I am reading "Lectures on Open Book Decompositions and Contact Structures" by Etnyre. In that paper Etnyre proves existence of open books on closed oriented 3-manifolds by using two lemma's of Alexander.
First lemma of Alexander states that for any closed oriented 3-manifold M, there exists a branched cover $P:M\longrightarrow S^3$ with a branched $L_M$ where $L_M$ is a link. The other one states that any link can be braided about unknot i.e. if U denotes the unknot, taking $S^3/U\cong S^1\times\mathbb{D}^2$, $L_M$ can be isotoped such that $L_M\subset S^1\times\mathbb{D}^2$ and $L_M$ is transverse to $\{p\}\times\mathbb{D}^2$ for each $p\in S^1$.

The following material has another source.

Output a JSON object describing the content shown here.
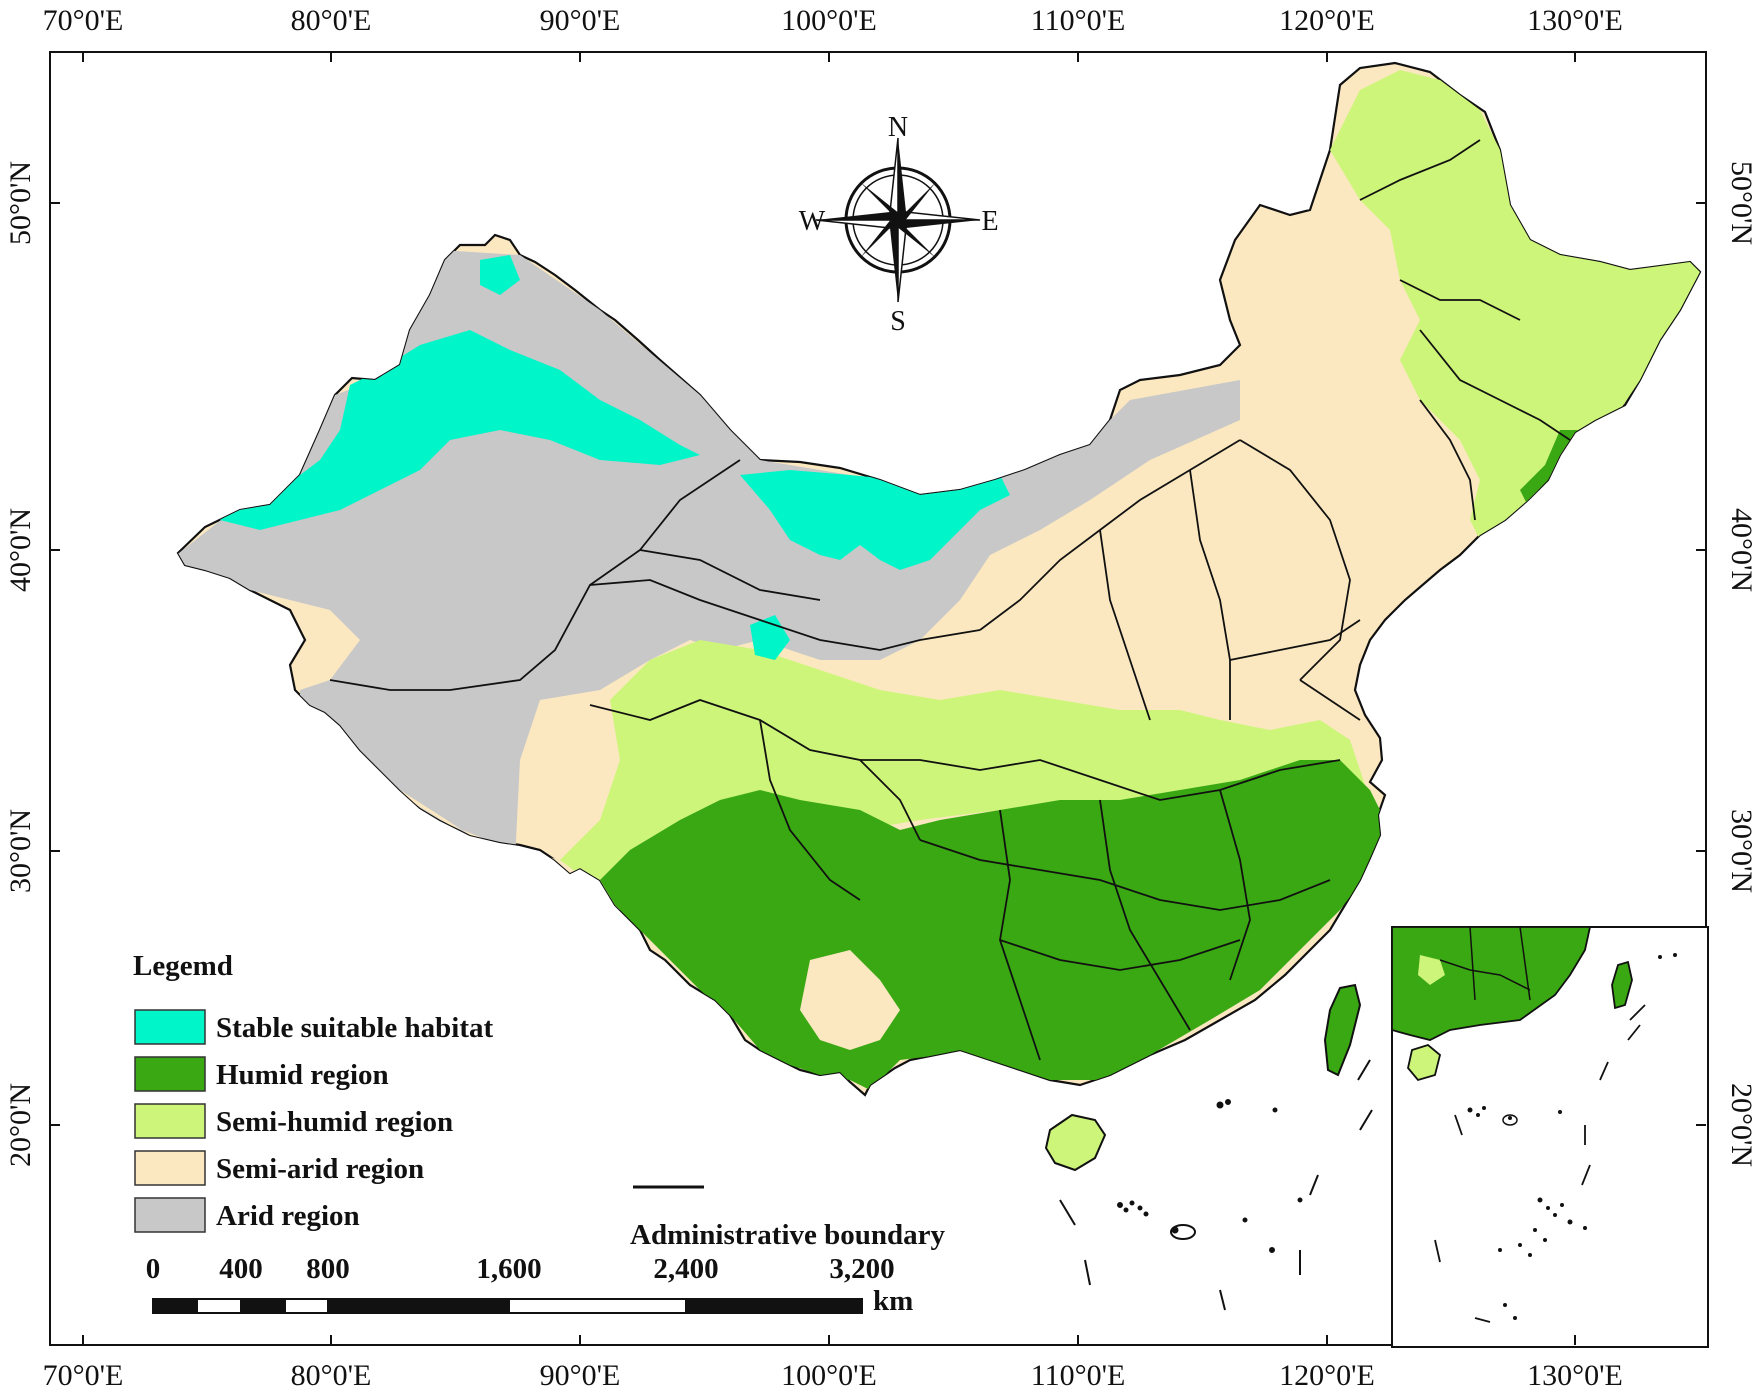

Now comes the open book I constructed. Considering the notation given above set $B=P^{-1}(U)$. Since $P$ is a covering away from $L_M$ and U is a loop in $S^3$, by homotopy lifting, $B$ is a loop in M. Therefore one can construct an open book around B as a sequence of maps:
$\alpha_1:(B\times\mathbb{D}^2)/B\cong B\times(\mathbb{D}^2/\{0\})\longrightarrow (\mathbb{D}^2/\{0\})$ which is the projection and
$\alpha_2:\mathbb{D}^2/\{0\}\longrightarrow S^1 $ with $\alpha_2(z)=\frac{z}{|z|}$.
So we get B as the binding. But I do not understand what happens around $L_M$ living in $S^3/U$. Why do the fibers around $L_M$ have as B as the binding. Thank you for any help or suggestion.